Add to an index using the push API

You want to explore how to create an Azure AI Search index and upload documents to that index using C# code.

In this exercise, you’ll clone an existing C# solution and run it to work out the optimal batch size to upload documents. You’ll then use this batch size and upload documents effectively using a threaded approach.

Note To complete this exercise, you will need a Microsoft Azure subscription. If you don’t already have one, you can sign up for a free trial at https://azure.com/free.
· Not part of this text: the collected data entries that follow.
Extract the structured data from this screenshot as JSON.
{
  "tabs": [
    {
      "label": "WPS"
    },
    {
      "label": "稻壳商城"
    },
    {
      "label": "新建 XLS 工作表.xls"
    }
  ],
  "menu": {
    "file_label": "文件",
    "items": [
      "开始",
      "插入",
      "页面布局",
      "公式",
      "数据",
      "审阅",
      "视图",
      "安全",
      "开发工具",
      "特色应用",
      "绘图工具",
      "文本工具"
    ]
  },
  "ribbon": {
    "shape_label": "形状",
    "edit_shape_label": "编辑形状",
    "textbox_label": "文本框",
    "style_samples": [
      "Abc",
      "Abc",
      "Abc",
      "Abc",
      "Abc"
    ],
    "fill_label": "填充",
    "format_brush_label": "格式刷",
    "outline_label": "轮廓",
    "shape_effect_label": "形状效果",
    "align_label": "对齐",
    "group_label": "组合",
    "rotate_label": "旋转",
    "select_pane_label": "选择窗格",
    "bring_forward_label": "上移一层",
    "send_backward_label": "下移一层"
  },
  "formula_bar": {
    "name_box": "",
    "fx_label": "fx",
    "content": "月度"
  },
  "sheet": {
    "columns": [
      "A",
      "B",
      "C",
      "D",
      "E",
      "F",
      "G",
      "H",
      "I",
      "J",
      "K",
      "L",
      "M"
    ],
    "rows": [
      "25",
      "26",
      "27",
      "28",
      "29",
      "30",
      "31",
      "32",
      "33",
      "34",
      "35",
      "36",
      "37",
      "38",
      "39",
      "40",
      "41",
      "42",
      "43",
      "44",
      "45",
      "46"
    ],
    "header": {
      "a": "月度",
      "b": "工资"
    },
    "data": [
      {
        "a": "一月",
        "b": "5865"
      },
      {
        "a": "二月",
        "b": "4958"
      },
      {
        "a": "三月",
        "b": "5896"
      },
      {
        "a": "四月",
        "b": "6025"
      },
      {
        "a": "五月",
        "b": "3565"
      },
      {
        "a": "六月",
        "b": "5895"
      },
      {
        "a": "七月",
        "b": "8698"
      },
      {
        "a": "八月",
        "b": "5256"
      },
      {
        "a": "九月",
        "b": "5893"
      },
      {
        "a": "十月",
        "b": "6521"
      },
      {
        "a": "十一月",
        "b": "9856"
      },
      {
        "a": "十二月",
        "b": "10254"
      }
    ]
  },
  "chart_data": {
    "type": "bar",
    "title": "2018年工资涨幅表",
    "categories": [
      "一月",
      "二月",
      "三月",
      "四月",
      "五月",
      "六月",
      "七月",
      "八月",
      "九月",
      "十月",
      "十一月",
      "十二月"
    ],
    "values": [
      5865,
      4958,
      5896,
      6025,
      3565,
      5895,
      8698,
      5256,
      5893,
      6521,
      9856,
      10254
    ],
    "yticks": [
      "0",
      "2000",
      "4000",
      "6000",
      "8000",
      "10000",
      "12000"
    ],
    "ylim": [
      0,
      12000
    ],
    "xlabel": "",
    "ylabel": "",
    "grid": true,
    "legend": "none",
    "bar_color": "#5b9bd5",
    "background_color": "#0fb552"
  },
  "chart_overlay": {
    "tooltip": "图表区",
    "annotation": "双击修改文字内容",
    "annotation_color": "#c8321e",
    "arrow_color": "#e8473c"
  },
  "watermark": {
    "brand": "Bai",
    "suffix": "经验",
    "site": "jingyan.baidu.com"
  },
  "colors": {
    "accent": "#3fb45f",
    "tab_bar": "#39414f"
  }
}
Set up your Azure resources

To save you time, select this Azure Resource Manager template to create resources you’ll need later in the exercise:

  1. Deploy to Azure. select this link to create an Azure Cognitive Search service. A screenshot of the options shown when deploying resources to Azure.
  2. In Resource group, select Create new, name it cog-search-language-exe.
  3. In Region, select a supported region that is close to you.
  4. The Resource Prefix needs to be globally unique, enter a random numeric and lower-case character prefix, for example, acs118245.
  5. In Location, select the same region you chose above.
  6. Select Review + create.
  7. Select Create.
  8. When deployment has finished, select Go to resource group to see all the resources that you’ve created.

    A screenshot showing all of the deployed Azure resources.

Copy Azure AI Search service REST API information

  1. In the list of resources, select the search service you created. In the above example acs118245-search-service.
  2. Copy the search service name into a text file.

    A screenshot of the keys section of a search service.

  3. On the left, select Keys, then copy the Primary admin key into the same text file.

Download example code

Open your the Azure Cloud Shell by selecting the Cloud Shell button at the top of the Azure portal.

Note If you’re prompted to create an Azure Storage account select Create storage.

  1. Once it has finished starting up, clone the following example code repository by running the following in your Cloud Shell:

     git clone https://github.com/Azure-Samples/azure-search-dotnet-scale.git samples
    
  2. Change into the newly created directory by running:

     cd samples
    
  3. Then run:

     code ./optimize-data-indexing/v11
    
  4. This opens the code editor inside Cloud Shell at the /optimize-data-indexing/v11 folder.

    A screenshot of VS Code showing the setup notifications.

  5. In the navigation on the left, expand the OptimizeDataIndexing folder, then select the appsettings.json file.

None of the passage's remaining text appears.